JAKARTA- Perkembangan ojek online ternyata tidak hanya memberikan keuntungan bagi driver ojek konvensional dan masyarakat umum. Bagi masyarakat yang ingin mendaftar sebagai driver, tak jarang mereka harus menemui calo yang mematok biaya tinggi.
Hal ini dikonfirmasi oleh Founder Blu-Jek Garret Kartono, yang menyatakan bahwa terdapat praktik percaloan yang merugikan calon driver.
“Ada, mereka mematok dari Rp25 ribu hingga Rp1 juta. Bahkan ada salah satu diantara mereka yang tertangkap melakukan praktik percaloan di depan kantor kami”, ujar Garret kepada Okezone, belum lama ini.

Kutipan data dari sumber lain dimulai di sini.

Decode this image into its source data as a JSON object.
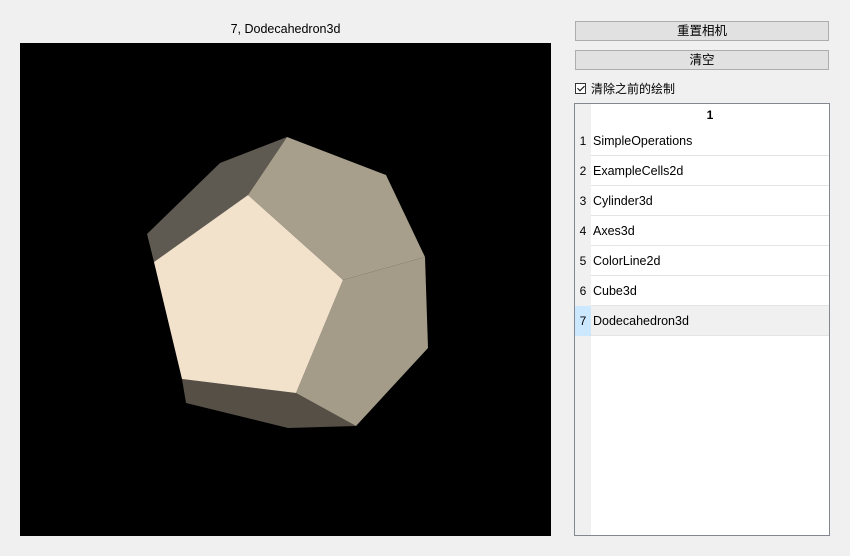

Manajemen Blu-Jek mengimbau agar masyarakat yang ingin mendaftar sebagai driver langsung mengambil formulir di kantor Blu-Jek di daerah Cilandak, Komplek Deplu, Jakarta Selatan. Hal ini dilakukan untuk menghindari praktik percaloan, baik secara langsung maupun online.

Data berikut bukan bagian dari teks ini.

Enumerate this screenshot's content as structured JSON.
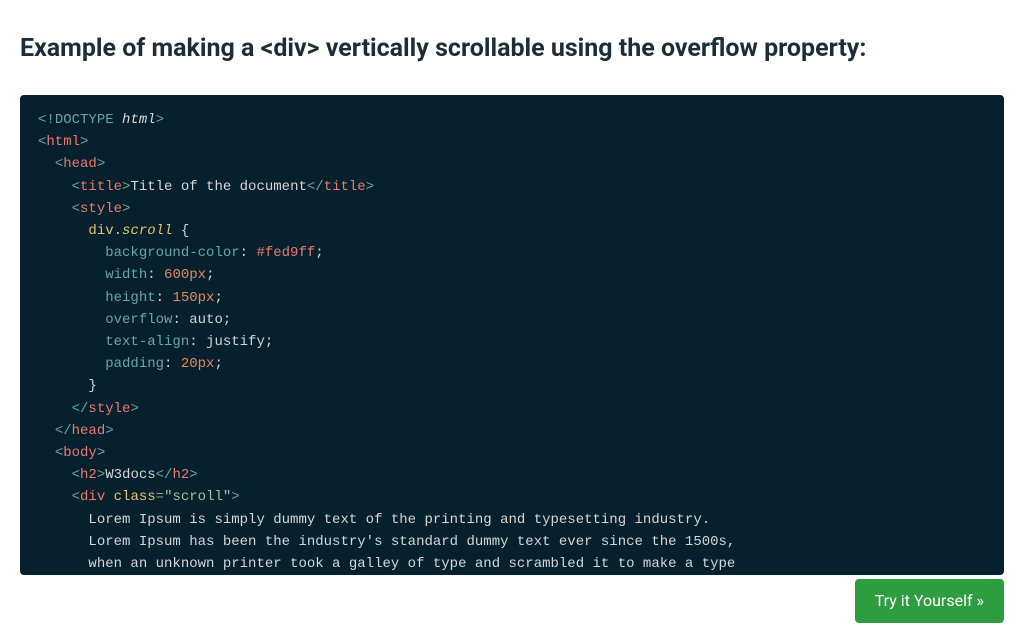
{
  "title": "Example of making a <div> vertically scrollable using the overflow property:",
  "try_btn": "Try it Yourself »",
  "code": {
    "doctype_open": "<!",
    "doctype_word": "DOCTYPE",
    "doctype_html": "html",
    "doctype_close": ">",
    "html_open_l": "<",
    "html_tag": "html",
    "html_open_r": ">",
    "head_open_l": "<",
    "head_tag": "head",
    "head_open_r": ">",
    "title_open_l": "<",
    "title_tag": "title",
    "title_open_r": ">",
    "title_text": "Title of the document",
    "title_close_l": "</",
    "title_close_r": ">",
    "style_open_l": "<",
    "style_tag": "style",
    "style_open_r": ">",
    "sel_tag": "div",
    "sel_dot": ".",
    "sel_class": "scroll",
    "brace_open": " {",
    "p1_name": "background-color",
    "p1_colon": ": ",
    "p1_val": "#fed9ff",
    "semi": ";",
    "p2_name": "width",
    "p2_val": "600px",
    "p3_name": "height",
    "p3_val": "150px",
    "p4_name": "overflow",
    "p4_val": "auto",
    "p5_name": "text-align",
    "p5_val": "justify",
    "p6_name": "padding",
    "p6_val": "20px",
    "brace_close": "}",
    "style_close_l": "</",
    "style_close_r": ">",
    "head_close_l": "</",
    "head_close_r": ">",
    "body_open_l": "<",
    "body_tag": "body",
    "body_open_r": ">",
    "h2_open_l": "<",
    "h2_tag": "h2",
    "h2_open_r": ">",
    "h2_text": "W3docs",
    "h2_close_l": "</",
    "h2_close_r": ">",
    "div_open_l": "<",
    "div_tag": "div",
    "div_attr_name": "class",
    "div_attr_eq": "=",
    "div_attr_q": "\"",
    "div_attr_val": "scroll",
    "div_open_r": ">",
    "lorem1": "Lorem Ipsum is simply dummy text of the printing and typesetting industry.",
    "lorem2": "Lorem Ipsum has been the industry's standard dummy text ever since the 1500s,",
    "lorem3": "when an unknown printer took a galley of type and scrambled it to make a type"
  }
}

Saat ini, praktik percaloan tidak hanya dilakukan secara konvensional. Terdapat beberapa pihak yang memanfaatkan media online untuk melakukan proses rekrutmen bagi driver Blu-Jek. Untuk diketahui, pihak Blu-Jek tidak membuka proses perekrutan melalui media online.

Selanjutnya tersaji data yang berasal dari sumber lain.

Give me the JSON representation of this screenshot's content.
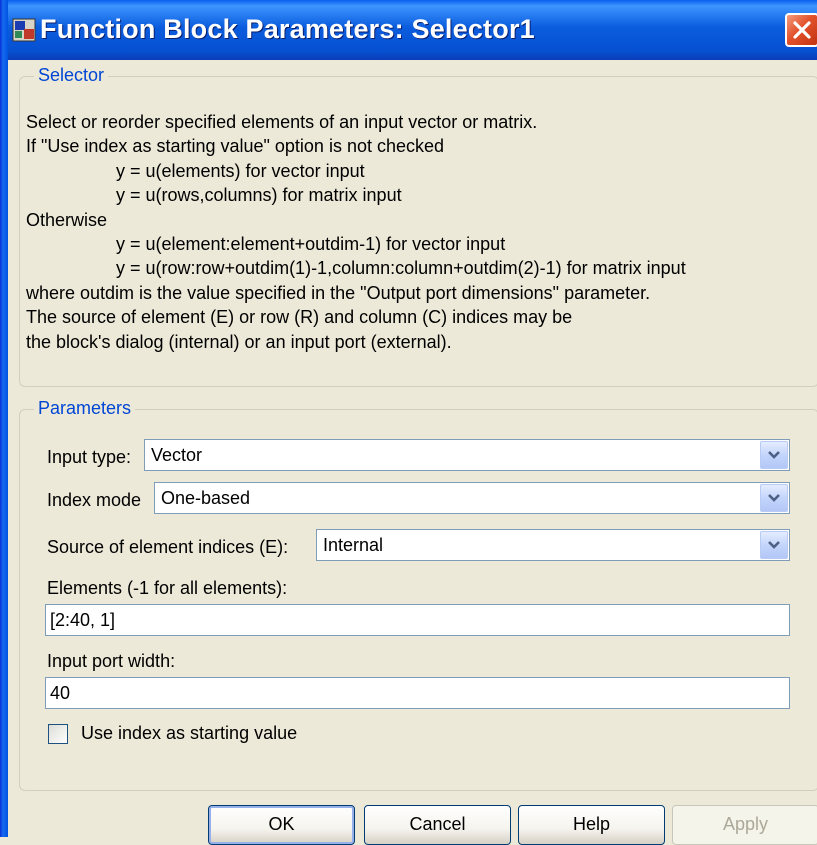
{
  "window": {
    "title": "Function Block Parameters: Selector1"
  },
  "selector_group": {
    "legend": "Selector",
    "lines": [
      "Select or reorder specified elements of an input vector or matrix.",
      "If \"Use index as starting value\" option is not checked",
      "y = u(elements) for vector input",
      "y = u(rows,columns) for matrix input",
      "Otherwise",
      "y = u(element:element+outdim-1) for vector input",
      "y = u(row:row+outdim(1)-1,column:column+outdim(2)-1) for matrix input",
      "where outdim is the value specified in the \"Output port dimensions\" parameter.",
      "The source of element (E) or row (R) and column (C) indices may be",
      "the block's dialog (internal) or an input port (external)."
    ]
  },
  "parameters_group": {
    "legend": "Parameters",
    "input_type": {
      "label": "Input type:",
      "value": "Vector"
    },
    "index_mode": {
      "label": "Index mode",
      "value": "One-based"
    },
    "source_indices": {
      "label": "Source of element indices (E):",
      "value": "Internal"
    },
    "elements": {
      "label": "Elements (-1 for all elements):",
      "value": "[2:40, 1]"
    },
    "input_port_width": {
      "label": "Input port width:",
      "value": "40"
    },
    "use_index_checkbox": {
      "label": "Use index as starting value",
      "checked": false
    }
  },
  "buttons": {
    "ok": "OK",
    "cancel": "Cancel",
    "help": "Help",
    "apply": "Apply"
  },
  "colors": {
    "legend": "#0046D5",
    "titlebar": "#0A5FEE",
    "face": "#ECE9D8"
  },
  "icons": {
    "title": "simulink-block-icon",
    "close": "close-icon",
    "dropdown": "chevron-down-icon"
  }
}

“Kita tidak membuka proses rekrutmen secara online. Jadi bagi masyarakat yang ingin mendaftar silakan langsung datang ke kantor kami untuk mengambil formulir,” kata Co-Founder Blu Jek Michael Manuhutu.
Michael menambahkan bahwa seharusnya calon driver tidak perlu menggunakan jasa calo karena mudahnya syarat menjadi driver Blu-Jek. Pada saat mendaftar, calon driver cukup memberikan fotokopi KTP, SIM C, kartu keluarga, akte kelahiran, buku nikah/ijazah terakhir, dan pas foto 3x4 sebanyak dua lembar. Namun, proses rekrutmen ini tidak dibuka setiap saat. Calon driver diimbau untuk menunggu informasi resmi dari pihak Blu-Jek terkait proses rekrutmen.
Praktik percaloan ini tidak hanya dialami oleh Blu-Jek. Berkembangnya bisnis ojek online telah menyebabkan banyaknya pihak-pihak yang memanfaatkan secara ilegal bisnis ini untuk meraih keuntungan.